By Eric Peters, CIO of One River Asset Management
“Today the enemy counts on popular demonstrations to strike the Islamic system,” declared Iran’s Supreme Leader, 83-years-old, in power since 1989, the year of the Tiananmen Square student slaughter and the fall of the Berlin Wall. Unrest tends to cluster.
“The enemy hopes to turn the people against the Islamic Republic by psychological means, through the internet, money, and the mobilization of mercenaries,” continued Khamenei, seeking to quell Iranian protests over rising food prices, corruption, incompetence. Not all revolutions are sparked by food price inflation, but most are. Mass migrations too.
“If, God forbid, these weapons are used against Russian territory then our armed forces will have no other choice but to strike decision-making centers,” warned Russia’s former President Medvedev, responding to Biden’s decision to supply Zelensky with M142 high-mobility rocket systems. Going to be a hot summer.
“My job as President is not to nominate highly – not only nominate highly – highly qualified individuals for that institution, but to give them the space they need to do their job,” announced America’s chief executive, ahead of a private meeting with Chairman Powell and Secretary Yellen.
“I’m not going to interfere with their critically important work,” pledged the President, consumed by a desire to draw the clearest possible distinction between his own management style and that of his predecessor.
[ZH: President Biden has a significantly lower approval rating than former President Trump did at this point in his term.]
Powell first hiked rates by 25bps to 1.75% in March of 2018. CPI was 2.36% that month, unemployment was 4.0%. Jerome’s final hike of that cycle came nine-months later, in December 2018, with CPI at 1.91% and unemployment at 3.9%.
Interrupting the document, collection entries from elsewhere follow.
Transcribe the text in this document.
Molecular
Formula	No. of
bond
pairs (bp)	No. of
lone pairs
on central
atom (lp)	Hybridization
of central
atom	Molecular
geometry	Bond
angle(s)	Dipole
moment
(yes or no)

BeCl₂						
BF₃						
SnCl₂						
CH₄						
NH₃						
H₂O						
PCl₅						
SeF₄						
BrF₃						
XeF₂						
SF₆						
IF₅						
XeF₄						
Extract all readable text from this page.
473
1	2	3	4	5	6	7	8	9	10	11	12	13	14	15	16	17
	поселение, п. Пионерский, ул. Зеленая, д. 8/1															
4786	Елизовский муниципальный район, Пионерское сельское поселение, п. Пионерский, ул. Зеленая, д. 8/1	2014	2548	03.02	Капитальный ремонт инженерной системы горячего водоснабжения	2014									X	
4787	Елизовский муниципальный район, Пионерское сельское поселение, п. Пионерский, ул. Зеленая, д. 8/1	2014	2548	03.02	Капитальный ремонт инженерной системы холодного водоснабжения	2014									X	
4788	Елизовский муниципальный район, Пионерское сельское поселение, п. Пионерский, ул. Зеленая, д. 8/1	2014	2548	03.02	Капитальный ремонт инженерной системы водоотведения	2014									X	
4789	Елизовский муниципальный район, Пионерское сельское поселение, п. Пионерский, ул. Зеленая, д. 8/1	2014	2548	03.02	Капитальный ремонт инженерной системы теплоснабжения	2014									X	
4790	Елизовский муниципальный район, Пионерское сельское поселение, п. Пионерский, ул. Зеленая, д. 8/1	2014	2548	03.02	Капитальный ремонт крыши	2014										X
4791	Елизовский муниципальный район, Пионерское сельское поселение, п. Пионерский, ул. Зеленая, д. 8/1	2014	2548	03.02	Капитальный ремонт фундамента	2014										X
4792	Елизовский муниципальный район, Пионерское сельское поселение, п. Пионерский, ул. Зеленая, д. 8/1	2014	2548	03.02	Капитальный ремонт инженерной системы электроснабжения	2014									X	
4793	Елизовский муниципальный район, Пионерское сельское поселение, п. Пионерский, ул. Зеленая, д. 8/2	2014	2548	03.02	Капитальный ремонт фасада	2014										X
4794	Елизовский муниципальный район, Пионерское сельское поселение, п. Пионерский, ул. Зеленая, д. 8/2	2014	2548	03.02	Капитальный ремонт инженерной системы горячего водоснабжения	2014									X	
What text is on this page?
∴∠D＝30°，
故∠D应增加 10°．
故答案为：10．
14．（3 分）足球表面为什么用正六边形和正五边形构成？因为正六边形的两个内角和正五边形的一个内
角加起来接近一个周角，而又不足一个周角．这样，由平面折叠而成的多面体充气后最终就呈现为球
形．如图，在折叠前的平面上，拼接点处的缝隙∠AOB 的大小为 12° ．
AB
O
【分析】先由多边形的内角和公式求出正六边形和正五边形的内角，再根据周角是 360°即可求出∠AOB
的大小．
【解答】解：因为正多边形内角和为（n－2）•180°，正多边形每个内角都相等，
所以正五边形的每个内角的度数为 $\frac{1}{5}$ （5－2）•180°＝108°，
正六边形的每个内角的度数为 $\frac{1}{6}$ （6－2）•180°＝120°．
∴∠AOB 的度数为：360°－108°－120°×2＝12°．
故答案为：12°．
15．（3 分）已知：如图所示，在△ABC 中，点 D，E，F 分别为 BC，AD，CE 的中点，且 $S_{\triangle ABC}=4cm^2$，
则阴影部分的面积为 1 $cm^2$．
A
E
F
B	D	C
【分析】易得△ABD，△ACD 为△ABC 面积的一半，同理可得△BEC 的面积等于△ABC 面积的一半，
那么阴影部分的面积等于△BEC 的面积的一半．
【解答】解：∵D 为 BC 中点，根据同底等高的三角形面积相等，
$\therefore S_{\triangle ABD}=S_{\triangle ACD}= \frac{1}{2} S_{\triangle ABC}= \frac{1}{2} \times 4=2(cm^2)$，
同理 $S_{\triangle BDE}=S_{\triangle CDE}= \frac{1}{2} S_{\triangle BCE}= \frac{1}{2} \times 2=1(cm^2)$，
But Powell was also quantitatively tightening in late-2018, at a $50bln monthly pace, draining a pool of liquidity built up during a decade of bond buying. Trump was as unhappy as he was vocal. But those were simpler times. The secular stagnation years. Back when economists still thought every developed nation was turning Japanese. Robots were going to render blue color jobs redundant, white collar too, suppressing wages forever.
Silicon Valley billionaires, haunted by visions of idle truckers, displaced by ubiquitous self-driving semis, raced to pen universal-basic-income whitepapers. In those years, the real reason our central bankers raised rates was so that they might have something to slash in the next economic downturn. It was certainly not to suppress CPI; inflation was barely an ember.
Covid changed all that. Our politicians acquired the taste for extraordinary deficit spending, funded by the Federal Reserve. And where our central bankers once wondered what it would take to generate inflation, they now question what is required to contain it.
“My plan is to address inflation and it starts with a simple proposition: Respect the Fed and respect the Fed’s independence, which I have done and will continue to do,” declared Biden, not yet halfway through his presidency, as deeply unpopular as was his predecessor, with inflation at 8.25%, unemployment 3.5%, overnight rates 0.75%, and a Fed Chairman only just now starting to quantitatively tighten.
[ZH: President Biden’s approval rating is now below that of former President Trump, having been 15 pts higher than Trump’s in March 2021… and The Fed hasn’t even really started QT yet.]